3:8 *marg: Psalms 74:14; 104:26 Isaiah 27:1
Easton's Bible Dictionary:
a transliterated Hebrew word (livyathan), meaning "twisted," "coiled." In Job 3:8, Revised Version, and marg. of Authorized Version, it denotes the dragon which, according to Eastern tradition, is an enemy of light; in 41:1 the crocodile is meant; in Psalms 104:26 it "denotes any large animal that moves by writhing or wriggling the body, the whale, the monsters of the deep." This word is also used figuratively for a cruel enemy, as some think "the Egyptian host, crushed by the divine power, and cast on the shores of the Red Sea" (Psalms 74:14). As used in Isaiah 27:1, "leviathan the piercing [RSV 'swift'] serpent, even leviathan that crooked [RSV marg. 'winding'] serpent," the word may probably denote the two empires, the Assyrian and the Babylonian.
Smith's Bible Dictionary:
(jointed monster) occurs five times in the text of the Authorized Version, and once in the margin of (Job 3:8) where the text has "mourning." In the Hebrew Bible the word livyathan , which is, with the foregoing exception, always left untranslated in the Authorized Version, is found only in the following passages: (Job 3:8; 41:1; Psalms 74:14; 104:26; Isaiah 27:1) In the margin of (Job 3:8) and text of (Job 41:1) the crocodile is most clearly the animal denoted by the Hebrew word. (Psalms 74:14) also clearly points to this same saurian.

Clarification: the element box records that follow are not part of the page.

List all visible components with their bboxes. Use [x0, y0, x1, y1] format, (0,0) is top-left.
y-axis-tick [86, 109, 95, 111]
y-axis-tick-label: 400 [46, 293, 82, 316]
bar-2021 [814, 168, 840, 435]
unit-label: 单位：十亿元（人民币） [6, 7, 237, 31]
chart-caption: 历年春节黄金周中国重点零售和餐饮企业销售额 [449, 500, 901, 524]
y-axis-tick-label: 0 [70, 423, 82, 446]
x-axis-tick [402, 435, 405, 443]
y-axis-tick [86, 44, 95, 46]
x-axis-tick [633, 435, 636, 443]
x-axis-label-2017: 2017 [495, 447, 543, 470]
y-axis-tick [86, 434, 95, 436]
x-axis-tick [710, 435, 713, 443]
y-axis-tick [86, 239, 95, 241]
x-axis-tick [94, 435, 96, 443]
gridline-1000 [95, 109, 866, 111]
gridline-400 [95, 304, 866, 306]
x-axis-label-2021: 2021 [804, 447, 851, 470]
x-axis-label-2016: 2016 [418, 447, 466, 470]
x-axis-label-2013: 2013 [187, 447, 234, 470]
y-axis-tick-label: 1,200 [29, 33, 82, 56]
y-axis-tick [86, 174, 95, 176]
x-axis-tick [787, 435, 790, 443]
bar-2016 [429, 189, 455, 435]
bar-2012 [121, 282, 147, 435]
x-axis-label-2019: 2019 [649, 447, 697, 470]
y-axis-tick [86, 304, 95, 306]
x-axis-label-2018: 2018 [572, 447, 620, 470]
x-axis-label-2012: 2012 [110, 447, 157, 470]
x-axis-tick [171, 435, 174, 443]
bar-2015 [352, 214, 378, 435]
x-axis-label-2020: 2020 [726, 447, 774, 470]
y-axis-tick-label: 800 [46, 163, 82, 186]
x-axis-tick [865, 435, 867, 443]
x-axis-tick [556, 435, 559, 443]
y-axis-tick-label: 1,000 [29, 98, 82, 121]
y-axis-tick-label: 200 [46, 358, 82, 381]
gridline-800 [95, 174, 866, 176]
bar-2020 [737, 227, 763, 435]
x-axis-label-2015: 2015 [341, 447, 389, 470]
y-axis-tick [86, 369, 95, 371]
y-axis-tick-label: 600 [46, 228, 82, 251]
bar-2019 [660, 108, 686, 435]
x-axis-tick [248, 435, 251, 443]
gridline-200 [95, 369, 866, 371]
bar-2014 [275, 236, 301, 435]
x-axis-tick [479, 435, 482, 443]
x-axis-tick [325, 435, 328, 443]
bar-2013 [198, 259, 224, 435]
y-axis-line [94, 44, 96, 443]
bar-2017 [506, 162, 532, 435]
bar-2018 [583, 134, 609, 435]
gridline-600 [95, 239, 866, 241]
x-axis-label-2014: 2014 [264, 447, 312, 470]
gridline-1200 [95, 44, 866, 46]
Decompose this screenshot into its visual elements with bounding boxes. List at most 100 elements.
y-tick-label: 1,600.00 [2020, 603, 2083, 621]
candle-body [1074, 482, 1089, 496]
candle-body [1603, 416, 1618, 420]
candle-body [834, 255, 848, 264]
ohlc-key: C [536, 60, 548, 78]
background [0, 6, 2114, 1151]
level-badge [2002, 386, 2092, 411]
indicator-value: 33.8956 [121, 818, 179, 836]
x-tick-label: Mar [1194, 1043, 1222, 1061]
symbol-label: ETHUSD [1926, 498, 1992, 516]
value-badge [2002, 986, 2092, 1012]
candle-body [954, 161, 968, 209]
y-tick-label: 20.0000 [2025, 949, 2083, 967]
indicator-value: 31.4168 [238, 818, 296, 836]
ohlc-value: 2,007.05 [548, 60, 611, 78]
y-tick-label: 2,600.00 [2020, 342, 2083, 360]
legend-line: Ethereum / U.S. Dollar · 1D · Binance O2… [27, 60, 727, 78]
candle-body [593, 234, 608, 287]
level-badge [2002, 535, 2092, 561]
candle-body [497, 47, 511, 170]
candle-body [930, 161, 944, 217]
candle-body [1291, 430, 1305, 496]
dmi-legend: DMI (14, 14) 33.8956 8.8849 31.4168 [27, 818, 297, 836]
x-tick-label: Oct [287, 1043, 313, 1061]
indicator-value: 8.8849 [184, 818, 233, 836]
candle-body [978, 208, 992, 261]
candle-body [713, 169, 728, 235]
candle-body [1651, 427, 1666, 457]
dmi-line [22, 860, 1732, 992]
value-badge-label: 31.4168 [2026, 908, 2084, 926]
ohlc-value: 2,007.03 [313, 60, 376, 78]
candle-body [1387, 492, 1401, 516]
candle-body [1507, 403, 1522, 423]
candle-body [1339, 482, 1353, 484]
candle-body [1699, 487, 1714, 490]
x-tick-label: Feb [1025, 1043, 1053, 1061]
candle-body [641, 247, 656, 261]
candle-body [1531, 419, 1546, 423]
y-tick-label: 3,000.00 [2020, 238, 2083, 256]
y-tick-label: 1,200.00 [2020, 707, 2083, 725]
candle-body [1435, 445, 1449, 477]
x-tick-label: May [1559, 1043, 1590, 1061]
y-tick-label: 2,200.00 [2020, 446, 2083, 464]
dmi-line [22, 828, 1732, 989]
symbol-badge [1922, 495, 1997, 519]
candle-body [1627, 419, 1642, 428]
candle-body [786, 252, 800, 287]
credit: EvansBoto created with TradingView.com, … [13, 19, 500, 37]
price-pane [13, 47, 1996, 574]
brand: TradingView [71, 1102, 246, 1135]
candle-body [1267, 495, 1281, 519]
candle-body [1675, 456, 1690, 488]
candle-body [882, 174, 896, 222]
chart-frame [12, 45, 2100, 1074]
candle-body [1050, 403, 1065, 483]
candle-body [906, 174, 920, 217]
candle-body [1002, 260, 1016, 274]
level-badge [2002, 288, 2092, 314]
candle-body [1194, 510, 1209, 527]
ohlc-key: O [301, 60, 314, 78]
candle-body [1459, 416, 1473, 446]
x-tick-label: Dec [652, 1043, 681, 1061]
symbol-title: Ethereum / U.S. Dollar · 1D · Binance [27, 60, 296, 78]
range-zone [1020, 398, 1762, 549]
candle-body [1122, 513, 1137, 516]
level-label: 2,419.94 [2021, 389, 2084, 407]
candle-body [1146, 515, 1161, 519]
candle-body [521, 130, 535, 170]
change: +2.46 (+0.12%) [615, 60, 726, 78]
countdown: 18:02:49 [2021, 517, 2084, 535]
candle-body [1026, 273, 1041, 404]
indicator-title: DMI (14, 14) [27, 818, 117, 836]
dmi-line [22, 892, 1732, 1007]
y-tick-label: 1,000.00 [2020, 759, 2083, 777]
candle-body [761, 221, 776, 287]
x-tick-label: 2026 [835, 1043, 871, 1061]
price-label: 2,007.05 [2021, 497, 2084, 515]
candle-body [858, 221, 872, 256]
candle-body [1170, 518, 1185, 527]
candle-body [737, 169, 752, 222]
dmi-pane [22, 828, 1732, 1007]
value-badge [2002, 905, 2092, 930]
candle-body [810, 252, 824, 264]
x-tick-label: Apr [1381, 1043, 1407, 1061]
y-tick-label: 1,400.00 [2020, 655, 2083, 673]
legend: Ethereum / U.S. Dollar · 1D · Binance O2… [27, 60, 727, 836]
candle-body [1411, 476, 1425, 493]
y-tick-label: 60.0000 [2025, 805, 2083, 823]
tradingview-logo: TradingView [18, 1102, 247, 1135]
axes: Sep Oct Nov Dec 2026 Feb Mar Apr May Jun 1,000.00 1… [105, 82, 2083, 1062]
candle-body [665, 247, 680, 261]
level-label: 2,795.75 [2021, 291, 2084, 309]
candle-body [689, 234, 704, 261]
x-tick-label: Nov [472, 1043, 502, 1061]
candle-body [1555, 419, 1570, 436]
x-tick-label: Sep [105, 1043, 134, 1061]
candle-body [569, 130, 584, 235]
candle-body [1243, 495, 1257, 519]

The context of (Psalms 104:26) seems to show that in this passage the name represents some animal of the whale tribe, which is common in the Mediterranean; but it is somewhat uncertain what animal is denoted in (Isaiah 27:1) As the term leviathan is evidently used in no limited sense, it is not improbable that the "leviathan the piercing serpent," or "leviathan the crooked serpent," may denote some species of the great rock-snakes which are common in south and west Africa.